Restoring a previous state

You can restore any version to a previous history snapshot. The system creates a new history entry with the restored snapshot’s nodes and edges and updates the version’s current history pointer. This is non-destructive — the history entry you restored from remains in the history.

Disabling version control

You disable version control by updating the flow with versionControlEnabled: false. You can optionally pass a sourceVersionId to choose which version’s nodes and edges are extracted back into the base flow. If omitted, the deployed version is used.

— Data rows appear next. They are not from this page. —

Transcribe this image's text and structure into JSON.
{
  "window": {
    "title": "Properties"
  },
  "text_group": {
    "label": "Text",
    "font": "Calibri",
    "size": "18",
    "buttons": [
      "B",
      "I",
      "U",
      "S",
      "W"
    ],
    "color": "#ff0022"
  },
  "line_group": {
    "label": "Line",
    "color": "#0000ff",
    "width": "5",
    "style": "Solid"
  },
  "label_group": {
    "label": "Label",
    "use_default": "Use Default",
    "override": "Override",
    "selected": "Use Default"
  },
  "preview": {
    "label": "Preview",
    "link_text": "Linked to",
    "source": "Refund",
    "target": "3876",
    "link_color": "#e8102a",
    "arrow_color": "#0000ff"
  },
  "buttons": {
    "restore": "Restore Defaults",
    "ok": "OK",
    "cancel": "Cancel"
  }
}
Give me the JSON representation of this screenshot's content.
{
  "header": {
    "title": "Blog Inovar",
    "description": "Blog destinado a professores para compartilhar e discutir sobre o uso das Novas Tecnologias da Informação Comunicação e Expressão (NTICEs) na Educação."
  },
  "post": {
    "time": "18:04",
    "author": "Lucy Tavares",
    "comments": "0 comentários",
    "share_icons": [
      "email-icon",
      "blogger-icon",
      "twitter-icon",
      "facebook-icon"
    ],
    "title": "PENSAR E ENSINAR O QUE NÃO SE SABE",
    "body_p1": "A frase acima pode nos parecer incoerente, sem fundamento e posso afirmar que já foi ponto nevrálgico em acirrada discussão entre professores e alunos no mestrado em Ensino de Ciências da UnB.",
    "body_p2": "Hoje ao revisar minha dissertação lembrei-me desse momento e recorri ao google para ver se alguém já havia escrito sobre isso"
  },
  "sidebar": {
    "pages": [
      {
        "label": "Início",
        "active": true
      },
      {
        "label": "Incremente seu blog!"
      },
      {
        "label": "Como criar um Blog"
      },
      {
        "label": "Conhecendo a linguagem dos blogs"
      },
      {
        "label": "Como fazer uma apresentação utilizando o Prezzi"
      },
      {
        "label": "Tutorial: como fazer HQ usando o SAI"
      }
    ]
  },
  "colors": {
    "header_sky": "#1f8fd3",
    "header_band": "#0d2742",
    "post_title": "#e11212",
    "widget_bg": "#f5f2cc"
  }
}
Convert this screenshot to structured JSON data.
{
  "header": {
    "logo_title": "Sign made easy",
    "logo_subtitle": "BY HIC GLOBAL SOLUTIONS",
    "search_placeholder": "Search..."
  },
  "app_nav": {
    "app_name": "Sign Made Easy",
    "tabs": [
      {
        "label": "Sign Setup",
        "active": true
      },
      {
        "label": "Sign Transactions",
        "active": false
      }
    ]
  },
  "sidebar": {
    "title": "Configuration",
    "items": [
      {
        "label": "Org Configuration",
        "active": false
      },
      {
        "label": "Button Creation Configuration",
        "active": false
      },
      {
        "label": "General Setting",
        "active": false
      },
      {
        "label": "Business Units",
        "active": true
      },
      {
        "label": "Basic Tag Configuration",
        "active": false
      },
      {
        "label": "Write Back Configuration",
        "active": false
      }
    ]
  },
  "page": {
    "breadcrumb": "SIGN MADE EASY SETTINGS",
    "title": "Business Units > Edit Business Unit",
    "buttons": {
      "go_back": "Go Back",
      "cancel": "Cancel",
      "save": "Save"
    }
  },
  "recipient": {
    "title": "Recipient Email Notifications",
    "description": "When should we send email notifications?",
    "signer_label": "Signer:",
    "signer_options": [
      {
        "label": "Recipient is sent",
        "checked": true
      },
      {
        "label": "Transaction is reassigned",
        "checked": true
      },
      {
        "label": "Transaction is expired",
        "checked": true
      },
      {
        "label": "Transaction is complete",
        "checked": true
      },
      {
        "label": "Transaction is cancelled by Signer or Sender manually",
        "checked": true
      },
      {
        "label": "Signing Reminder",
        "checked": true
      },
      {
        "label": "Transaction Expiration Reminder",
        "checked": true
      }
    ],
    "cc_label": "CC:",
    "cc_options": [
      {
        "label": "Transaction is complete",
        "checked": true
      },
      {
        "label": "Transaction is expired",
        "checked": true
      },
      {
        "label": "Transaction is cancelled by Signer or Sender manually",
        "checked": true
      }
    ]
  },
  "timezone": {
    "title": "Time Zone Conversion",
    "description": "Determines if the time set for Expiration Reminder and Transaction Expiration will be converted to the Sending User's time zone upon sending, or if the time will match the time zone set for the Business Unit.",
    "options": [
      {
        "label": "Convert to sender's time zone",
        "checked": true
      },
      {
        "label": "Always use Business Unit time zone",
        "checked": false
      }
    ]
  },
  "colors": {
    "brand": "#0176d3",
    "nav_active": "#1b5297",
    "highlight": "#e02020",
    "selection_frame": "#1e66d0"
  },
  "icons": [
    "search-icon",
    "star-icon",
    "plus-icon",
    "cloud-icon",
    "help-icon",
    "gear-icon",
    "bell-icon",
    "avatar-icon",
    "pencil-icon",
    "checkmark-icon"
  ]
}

All version and history records are removed.

Data model

Flow fields

When version control is enabled, these fields are set on the flow:
  • versionControlEnabled — Whether version control is active
  • deployedVersionId — UUID of the current production version
  • lastPublisherVersionId — UUID of the version that last published to production
  • currentProductionMajor / currentProductionMinor — Current production version numbers

Version record

Each version stores:
  • versionName — Display name (for example, V 1.0, Staging, or a custom name)
  • currentHistoryId — Pointer to the active history snapshot
  • isStaging — Whether this is the working staging version
  • isDeployed — Whether this is the production version
  • updatedBy — The user who last modified this version

History snapshot

Each history entry stores:
  • flowVersionId — The parent version
  • updatedBy — The user who created this snapshot
  • versionName — Optional label (for example, Published as V 1.1)
Nodes and edges reference a flowVersionHistoryId to associate them with a specific snapshot.